I built an Arduino controller with a reed switch to know when the door are open/closed, and a relay to turn the lights on and off based on the reed switch  Testing the set up:

And the final set up wired in place:  
  • The wire coming out of the right of the box on the far right is the output from the power supply
  • The wire coming out of the right (middle) of the box is the relay-controlled power supply output.  This feeds a 1->8 DC splitter, which feeds the lights.
  • The wire coming out of the left side of the box goes to the reed switch which tells the arduino when the doors are open or closed.  


I wrote a 10 line sketch that checks the state of the reed switch and turns the relay on or off based on the state, pausing for 100ms between loops.  It doesn't even remember the state, it just sets the output pin to the relay either HIGH or LOW 10 times/second.

Now when you open the doors the lights turn on, and when you close them they turn off.  No light switch! :)

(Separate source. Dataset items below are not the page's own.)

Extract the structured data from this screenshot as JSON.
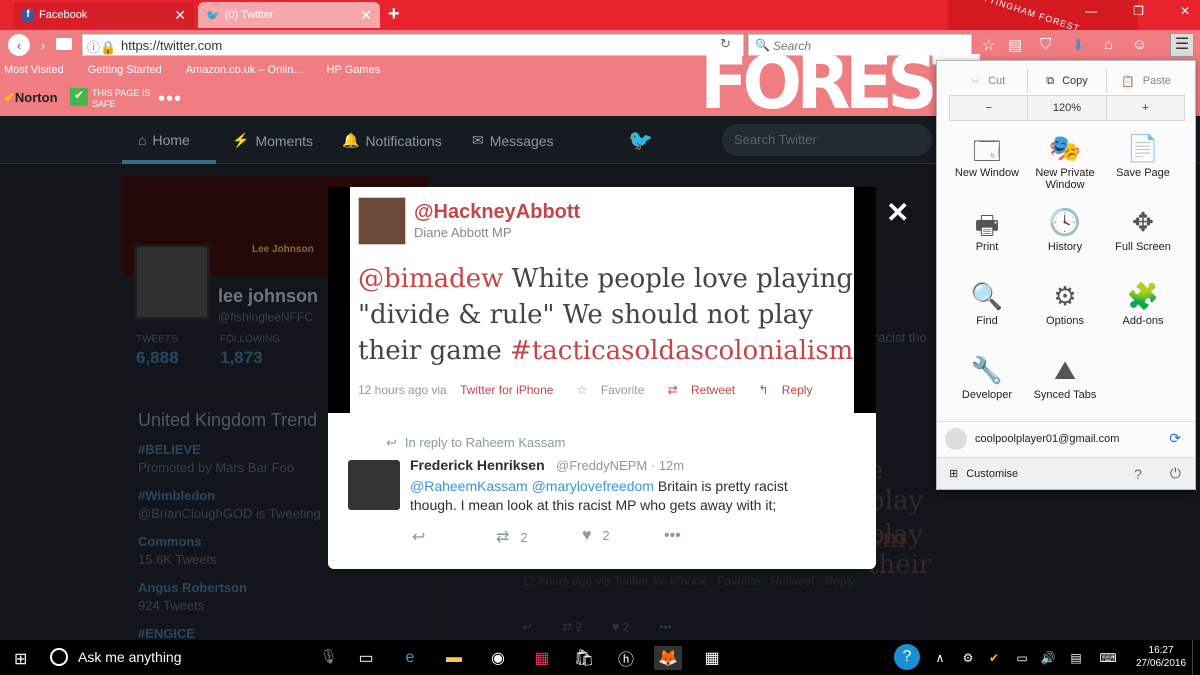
{
  "browser": {
    "tabs": [
      {
        "label": "Facebook"
      },
      {
        "label": "(0) Twitter"
      }
    ],
    "url": "https://twitter.com",
    "search_placeholder": "Search",
    "bookmarks": [
      "Most Visited",
      "Getting Started",
      "Amazon.co.uk – Onlin...",
      "HP Games"
    ],
    "norton": {
      "label": "Norton",
      "status_line1": "THIS PAGE IS",
      "status_line2": "SAFE"
    },
    "overlay_brand": "FOREST"
  },
  "twitter_bg": {
    "nav": {
      "home": "Home",
      "moments": "Moments",
      "notifications": "Notifications",
      "messages": "Messages",
      "search_placeholder": "Search Twitter"
    },
    "profile": {
      "name": "lee johnson",
      "handle": "@fishingleeNFFC",
      "banner_text": "Lee Johnson",
      "tweets_label": "TWEETS",
      "tweets": "6,888",
      "following_label": "FOLLOWING",
      "following": "1,873"
    },
    "trends": {
      "title": "United Kingdom Trend",
      "items": [
        {
          "name": "#BELIEVE",
          "sub": "Promoted by Mars Bar Foo"
        },
        {
          "name": "#Wimbledon",
          "sub": "@BrianCloughGOD is Tweeting"
        },
        {
          "name": "Commons",
          "sub": "15.6K Tweets"
        },
        {
          "name": "Angus Robertson",
          "sub": "924 Tweets"
        },
        {
          "name": "#ENGICE",
          "sub": ""
        }
      ]
    },
    "bg_tweet_fragments": [
      "e play",
      "t play their",
      "sm",
      "racist tho"
    ],
    "bg_meta": "12 hours ago via Twitter for iPhone",
    "bg_fav": "Favorite",
    "bg_rt": "Retweet",
    "bg_reply": "Reply",
    "bg_counts": [
      "2",
      "2"
    ]
  },
  "media_tweet": {
    "handle": "@HackneyAbbott",
    "name": "Diane Abbott MP",
    "mention": "@bimadew",
    "text": " White people love playing \"divide & rule\" We should not play their game ",
    "hashtag": "#tacticasoldascolonialism",
    "time": "12 hours ago via ",
    "client": "Twitter for iPhone",
    "favorite": "Favorite",
    "retweet": "Retweet",
    "reply": "Reply"
  },
  "reply_tweet": {
    "in_reply_to": "In reply to Raheem Kassam",
    "name": "Frederick Henriksen",
    "handle": "@FreddyNEPM",
    "time": "· 12m",
    "mention1": "@RaheemKassam",
    "mention2": "@marylovefreedom",
    "text": " Britain is pretty racist though. I mean look at this racist MP who gets away with it;",
    "retweets": "2",
    "likes": "2"
  },
  "ff_menu": {
    "cut": "Cut",
    "copy": "Copy",
    "paste": "Paste",
    "zoom_minus": "−",
    "zoom": "120%",
    "zoom_plus": "+",
    "items": [
      {
        "label": "New Window"
      },
      {
        "label": "New Private Window"
      },
      {
        "label": "Save Page"
      },
      {
        "label": "Print"
      },
      {
        "label": "History"
      },
      {
        "label": "Full Screen"
      },
      {
        "label": "Find"
      },
      {
        "label": "Options"
      },
      {
        "label": "Add-ons"
      },
      {
        "label": "Developer"
      },
      {
        "label": "Synced Tabs"
      }
    ],
    "account": "coolpoolplayer01@gmail.com",
    "customise": "Customise"
  },
  "taskbar": {
    "cortana": "Ask me anything",
    "time": "16:27",
    "date": "27/06/2016"
  },
  "colors": {
    "firefox_red": "#e8232d",
    "twitter_link": "#3b94d9",
    "abbott_red": "#c3464b"
  }
}
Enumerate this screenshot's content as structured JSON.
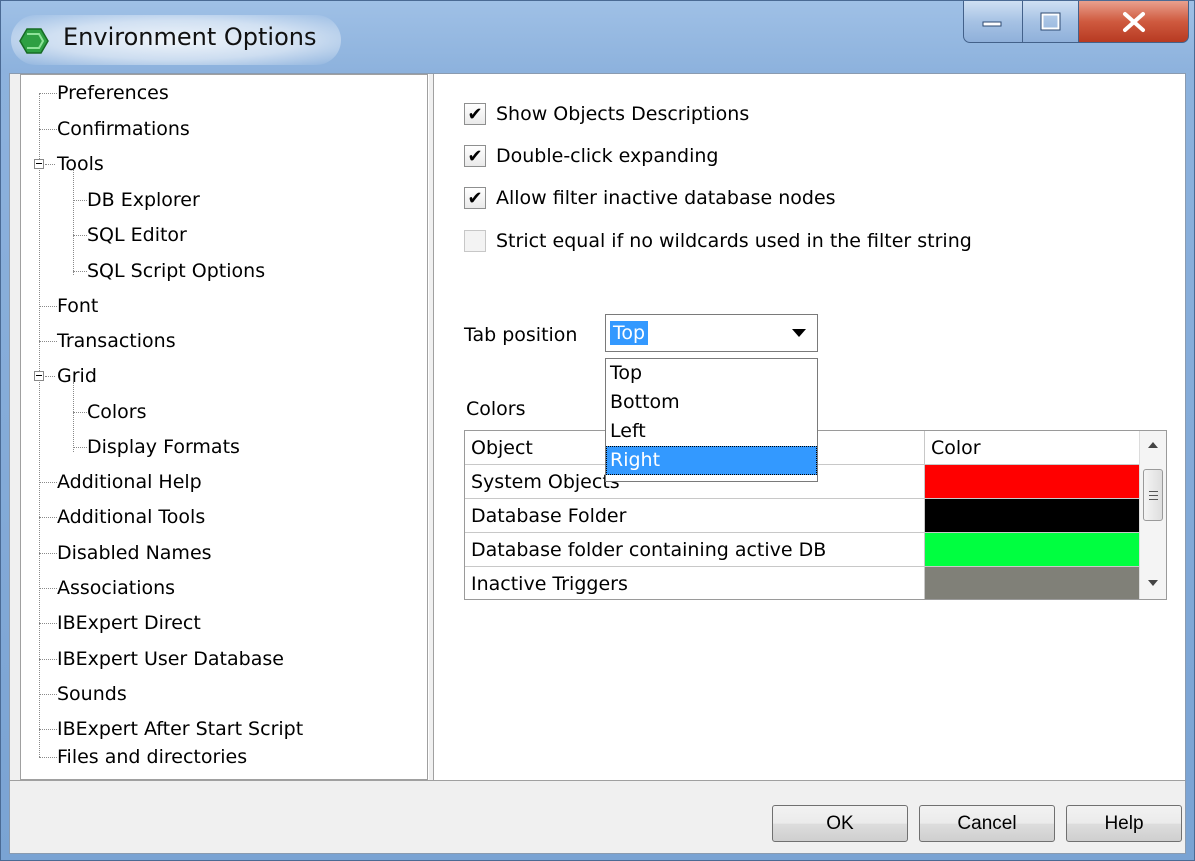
{
  "window": {
    "title": "Environment Options",
    "buttons": {
      "minimize": "minimize-icon",
      "maximize": "maximize-icon",
      "close": "close-icon"
    }
  },
  "tree": {
    "items": [
      {
        "label": "Preferences"
      },
      {
        "label": "Confirmations"
      },
      {
        "label": "Tools"
      },
      {
        "label": "DB Explorer"
      },
      {
        "label": "SQL Editor"
      },
      {
        "label": "SQL Script Options"
      },
      {
        "label": "Font"
      },
      {
        "label": "Transactions"
      },
      {
        "label": "Grid"
      },
      {
        "label": "Colors"
      },
      {
        "label": "Display Formats"
      },
      {
        "label": "Additional Help"
      },
      {
        "label": "Additional Tools"
      },
      {
        "label": "Disabled Names"
      },
      {
        "label": "Associations"
      },
      {
        "label": "IBExpert Direct"
      },
      {
        "label": "IBExpert User Database"
      },
      {
        "label": "Sounds"
      },
      {
        "label": "IBExpert After Start Script"
      },
      {
        "label": "Files and directories"
      }
    ]
  },
  "options": {
    "checkboxes": [
      {
        "label": "Show Objects Descriptions",
        "checked": true
      },
      {
        "label": "Double-click expanding",
        "checked": true
      },
      {
        "label": "Allow filter inactive database nodes",
        "checked": true
      },
      {
        "label": "Strict equal if no wildcards used in the filter string",
        "checked": false
      }
    ],
    "tab_position": {
      "label": "Tab position",
      "value": "Top",
      "options": [
        "Top",
        "Bottom",
        "Left",
        "Right"
      ],
      "highlighted": "Right"
    },
    "colors": {
      "label": "Colors",
      "headers": {
        "object": "Object",
        "color": "Color"
      },
      "rows": [
        {
          "object": "System Objects",
          "color": "#ff0000"
        },
        {
          "object": "Database Folder",
          "color": "#000000"
        },
        {
          "object": "Database folder containing active DB",
          "color": "#00ff40"
        },
        {
          "object": "Inactive Triggers",
          "color": "#808078"
        }
      ]
    }
  },
  "buttons": {
    "ok": "OK",
    "cancel": "Cancel",
    "help": "Help"
  }
}
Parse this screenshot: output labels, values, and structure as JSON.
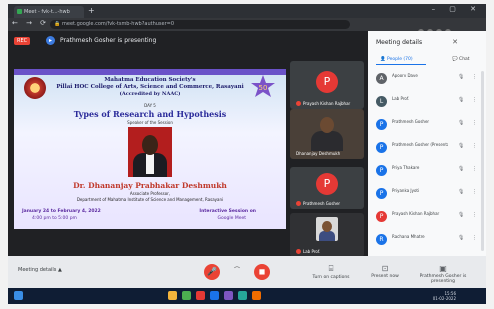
{
  "browser": {
    "tab_title": "Meet - fvk-t...-hwb",
    "url": "meet.google.com/fvk-tsmb-hwb?authuser=0",
    "window_controls": "– ▢ ✕"
  },
  "meet": {
    "rec_label": "REC",
    "presenting_text": "Prathmesh Gosher is presenting"
  },
  "slide": {
    "line1": "Mahatma Education Society's",
    "line2": "Pillai HOC College of Arts, Science and Commerce, Rasayani",
    "line3": "(Accredited by NAAC)",
    "day": "DAY 5",
    "title": "Types of Research and Hypothesis",
    "resource": "Speaker of the Session",
    "speaker_name": "Dr. Dhananjay Prabhakar Deshmukh",
    "designation": "Associate Professor,",
    "institute": "Department of Mahatma Institute of Science and Management, Rasayani",
    "date": "January 24 to February 4, 2022",
    "time": "4:00 pm to 5:00 pm",
    "mode": "Interactive Session on",
    "platform": "Google Meet",
    "logo_number": "50"
  },
  "tiles": [
    {
      "initial": "P",
      "name": "Prayash Kishan Rajbhar"
    },
    {
      "name": "Dhananjay Deshmukh"
    },
    {
      "initial": "P",
      "name": "Prathmesh Gosher"
    },
    {
      "name": "Lab Prof."
    }
  ],
  "panel": {
    "title": "Meeting details",
    "tab_people": "People (70)",
    "tab_chat": "Chat",
    "people": [
      {
        "initial": "A",
        "name": "Apoorv Dave",
        "color": "#5f6368"
      },
      {
        "initial": "L",
        "name": "Lab Prof.",
        "color": "#455a64"
      },
      {
        "initial": "P",
        "name": "Prathmesh Gosher",
        "color": "#1a73e8"
      },
      {
        "initial": "P",
        "name": "Prathmesh Gosher (Presentation)",
        "color": "#1a73e8"
      },
      {
        "initial": "P",
        "name": "Priya Thakare",
        "color": "#1a73e8"
      },
      {
        "initial": "P",
        "name": "Priyanka Jyoti",
        "color": "#1a73e8"
      },
      {
        "initial": "P",
        "name": "Prayash Kishan Rajbhar",
        "color": "#e53935"
      },
      {
        "initial": "R",
        "name": "Rachana Mhatre",
        "color": "#1a73e8"
      }
    ]
  },
  "controls": {
    "meeting_details": "Meeting details",
    "captions": "Turn on captions",
    "present": "Present now",
    "raise": "Prathmesh Gosher is presenting"
  },
  "taskbar": {
    "time": "15:56",
    "date": "01-02-2022"
  }
}
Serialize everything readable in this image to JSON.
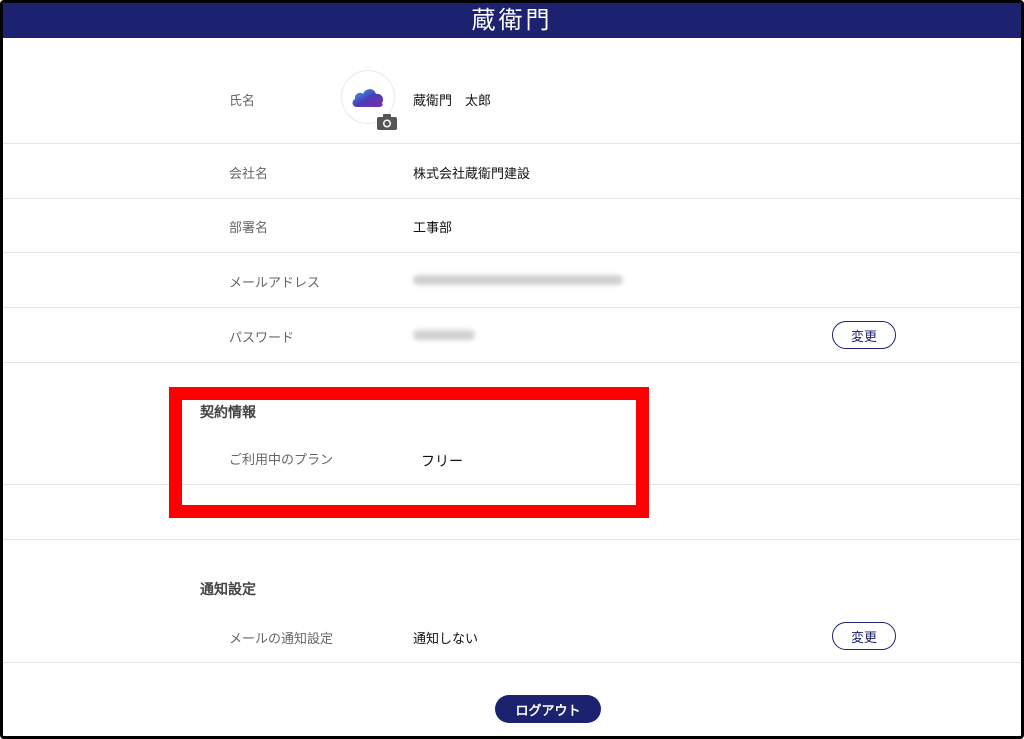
{
  "header": {
    "logo_text": "蔵衛門"
  },
  "profile": {
    "name": {
      "label": "氏名",
      "value": "蔵衛門　太郎"
    },
    "company": {
      "label": "会社名",
      "value": "株式会社蔵衛門建設"
    },
    "department": {
      "label": "部署名",
      "value": "工事部"
    },
    "email": {
      "label": "メールアドレス"
    },
    "password": {
      "label": "パスワード",
      "change_label": "変更"
    }
  },
  "contract": {
    "title": "契約情報",
    "plan": {
      "label": "ご利用中のプラン",
      "value": "フリー"
    }
  },
  "notification": {
    "title": "通知設定",
    "email_setting": {
      "label": "メールの通知設定",
      "value": "通知しない",
      "change_label": "変更"
    }
  },
  "logout_label": "ログアウト",
  "colors": {
    "brand_navy": "#1c2170",
    "highlight_red": "#ff0000"
  },
  "icons": [
    "cloud-logo-icon",
    "camera-icon"
  ]
}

Here's what the lighting looks like in the pantry.
Notes:

  1. Only one door is on the track right now, and we're waiting for the new flooring before installing the lower portion of the pantry:
  2. the 3rd shelf from the top (second from the bottom) is slightly more yellow than the other 3 shelves.  All 3 reels of lighting were labeled the same warm white but one is definitely not the same color.  I ordered another reel and will replace it when it gets here.